Google traffic monitoring data shows that on March 28,The proportion of global users accessing Google services through IPv6 connections has reached 50% for the first time, marking that this agreement, which was born in 1998, has finally reached a historic milestone after 28 years.APNIC statistics show that the global IPv6 usage rate is 43%, and Cloudflare data shows that IPv6 accounts for 40% of actual transmission traffic. Considering that Cloudflare counts actual transmission of data packets rather than simple counts, this number is even more valuable.

IPv4 has provided approximately 4.3 billion addresses since its launch in 1980 (approximately 3.7 billion are actually available), which has long been stretched in the face of the explosive growth of the Internet.

The IANA North American address pool was exhausted in 2011, followed by the European RIPE NCC in 2019, and Asia, Africa and Latin America also declared exhaustion in the same period.IPv6 theoretically provides 2^128 addresses, solving the address shortage problem.

In the early days, IPv6 was regarded by the industry as a transitional solution due to complex deployment and poor compatibility.
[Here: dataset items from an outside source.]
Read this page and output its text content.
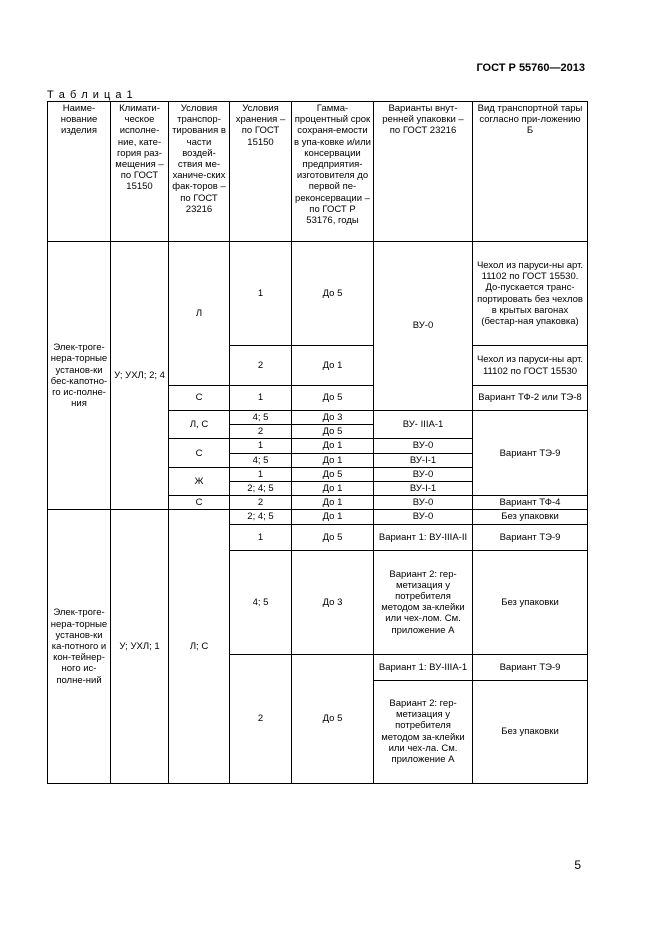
ГОСТ Р 55760—2013
Т а б л и ц а 1
Наиме-нование изделия	Климати-ческое исполне-ние, кате-гория раз-мещения – по ГОСТ 15150	Условия транспор-тирования в части воздей-ствия ме-ханиче-ских фак-торов – по ГОСТ 23216	Условия хранения – по ГОСТ 15150	Гамма-процентный срок сохраня-емости в упа-ковке и/или консервации предприятия-изготовителя до первой пе-реконсервации – по ГОСТ Р 53176, годы	Варианты внут-ренней упаковки – по ГОСТ 23216	Вид транспортной тары согласно при-ложению Б
Элек-троге-нера-торные установ-ки бес-капотно-го ис-полне-ния	У; УХЛ; 2; 4	Л	1	До 5	ВУ-0	Чехол из паруси-ны арт. 11102 по ГОСТ 15530. До-пускается транс-портировать без чехлов в крытых вагонах (бестар-ная упаковка)
			2	До 1		Чехол из паруси-ны арт. 11102 по ГОСТ 15530
		С	1	До 5		Вариант ТФ-2 или ТЭ-8
		Л, С	4; 5	До 3	ВУ- IIIА-1	Вариант ТЭ-9
			2	До 5		
		С	1	До 1	ВУ-0	
			4; 5	До 1	ВУ-I-1	
		Ж	1	До 5	ВУ-0	
			2; 4; 5	До 1	ВУ-I-1	
		С	2	До 1	ВУ-0	Вариант ТФ-4
Элек-троге-нера-торные установ-ки ка-потного и кон-тейнер-ного ис-полне-ний	У; УХЛ; 1	Л; С	2; 4; 5	До 1	ВУ-0	Без упаковки
			1	До 5	Вариант 1: ВУ-IIIА-II	Вариант ТЭ-9
			4; 5	До 3	Вариант 2: гер-метизация у потребителя методом за-клейки или чех-лом. См. приложение А	Без упаковки
			2	До 5	Вариант 1: ВУ-IIIА-1	Вариант ТЭ-9
					Вариант 2: гер-метизация у потребителя методом за-клейки или чех-ла. См. приложение А	Без упаковки

5
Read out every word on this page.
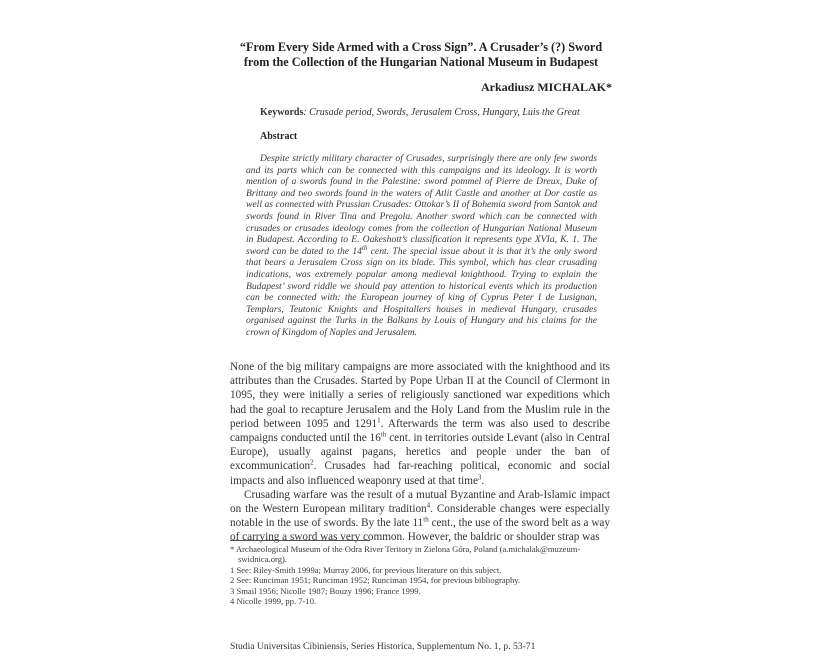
“From Every Side Armed with a Cross Sign”. A Crusader’s (?) Sword
from the Collection of the Hungarian National Museum in Budapest
Arkadiusz MICHALAK*
Keywords: Crusade period, Swords, Jerusalem Cross, Hungary, Luis the Great
Abstract

Despite strictly military character of Crusades, surprisingly there are only few swords and its parts which can be connected with this campaigns and its ideology. It is worth mention of a swords found in the Palestine: sword pommel of Pierre de Dreux, Duke of Brittany and two swords found in the waters of Atlit Castle and another at Dor castle as well as connected with Prussian Crusades: Ottokar’s II of Bohemia sword from Santok and swords found in River Tina and Pregola. Another sword which can be connected with crusades or crusades ideology comes from the collection of Hungarian National Museum in Budapest. According to E. Oakeshott’s classification it represents type XVIa, K. 1. The sword can be dated to the 14th cent. The special issue about it is that it’s the only sword that bears a Jerusalem Cross sign on its blade. This symbol, which has clear crusading indications, was extremely popular among medieval knighthood. Trying to explain the Budapest’ sword riddle we should pay attention to historical events which its production can be connected with: the European journey of king of Cyprus Peter I de Lusignan, Templars, Teutonic Knights and Hospitallers houses in medieval Hungary, crusades organised against the Turks in the Balkans by Louis of Hungary and his claims for the crown of Kingdom of Naples and Jerusalem.

None of the big military campaigns are more associated with the knighthood and its attributes than the Crusades. Started by Pope Urban II at the Council of Clermont in 1095, they were initially a series of religiously sanctioned war expeditions which had the goal to recapture Jerusalem and the Holy Land from the Muslim rule in the period between 1095 and 1291$^1$. Afterwards the term was also used to describe campaigns conducted until the 16th cent. in territories outside Levant (also in Central Europe), usually against pagans, heretics and people under the ban of excommunication$^2$. Crusades had far-reaching political, economic and social impacts and also influenced weaponry used at that time$^3$.

Crusading warfare was the result of a mutual Byzantine and Arab-Islamic impact on the Western European military tradition$^4$. Considerable changes were especially notable in the use of swords. By the late 11th cent., the use of the sword belt as a way of carrying a sword was very common. However, the baldric or shoulder strap was

* Archaeological Museum of the Odra River Teritory in Zielona Góra, Poland (a.michalak@muzeum-swidnica.org).
1 See: Riley-Smith 1999a; Murray 2006, for previous literature on this subject.
2 See: Runciman 1951; Runciman 1952; Runciman 1954, for previous bibliography.
3 Smail 1956; Nicolle 1987; Bouzy 1996; France 1999.
4 Nicolle 1999, pp. 7-10.
Studia Universitas Cibiniensis, Series Historica, Supplementum No. 1, p. 53-71
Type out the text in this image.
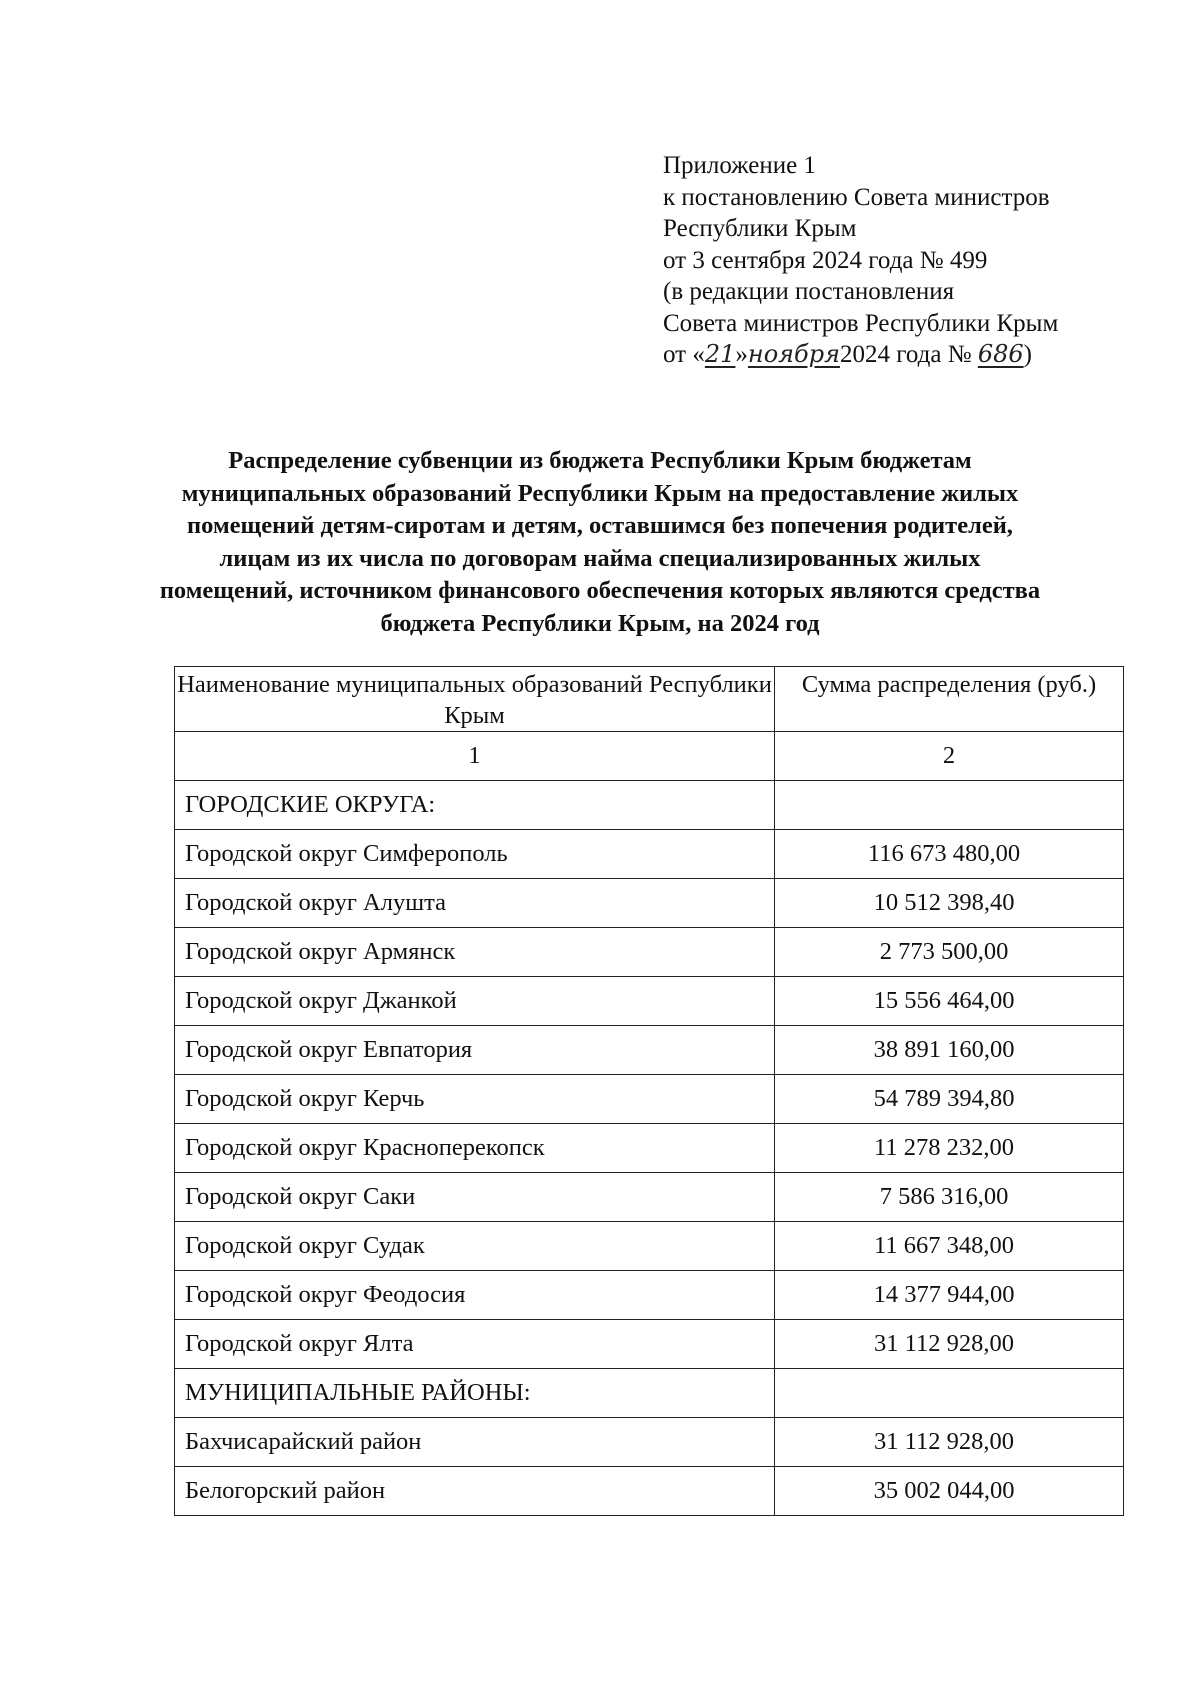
Приложение 1
к постановлению Совета министров
Республики Крым
от 3 сентября 2024 года № 499
(в редакции постановления
Совета министров Республики Крым
от «21»ноября2024 года № 686)
Распределение субвенции из бюджета Республики Крым бюджетам муниципальных образований Республики Крым на предоставление жилых помещений детям-сиротам и детям, оставшимся без попечения родителей, лицам из их числа по договорам найма специализированных жилых помещений, источником финансового обеспечения которых являются средства бюджета Республики Крым, на 2024 год
Наименование муниципальных образований Республики Крым	Сумма распределения (руб.)
1	2
ГОРОДСКИЕ ОКРУГА:	
Городской округ Симферополь	116 673 480,00
Городской округ Алушта	10 512 398,40
Городской округ Армянск	2 773 500,00
Городской округ Джанкой	15 556 464,00
Городской округ Евпатория	38 891 160,00
Городской округ Керчь	54 789 394,80
Городской округ Красноперекопск	11 278 232,00
Городской округ Саки	7 586 316,00
Городской округ Судак	11 667 348,00
Городской округ Феодосия	14 377 944,00
Городской округ Ялта	31 112 928,00
МУНИЦИПАЛЬНЫЕ РАЙОНЫ:	
Бахчисарайский район	31 112 928,00
Белогорский район	35 002 044,00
Nowadays, technological advancement has significantly lowered the migration threshold, and more and more enterprises regard it as the direction of network infrastructure.

It is worth mentioning that the IETF also recently announced a draft of the IPv8 core protocol, which uses a 64-bit address space and is 100% backward compatible with IPv4. Existing equipment can be accessed without modification.

However, the agreement is still in the draft stage, and IPv6 will still be the main force in the evolution of Internet addresses in the short term.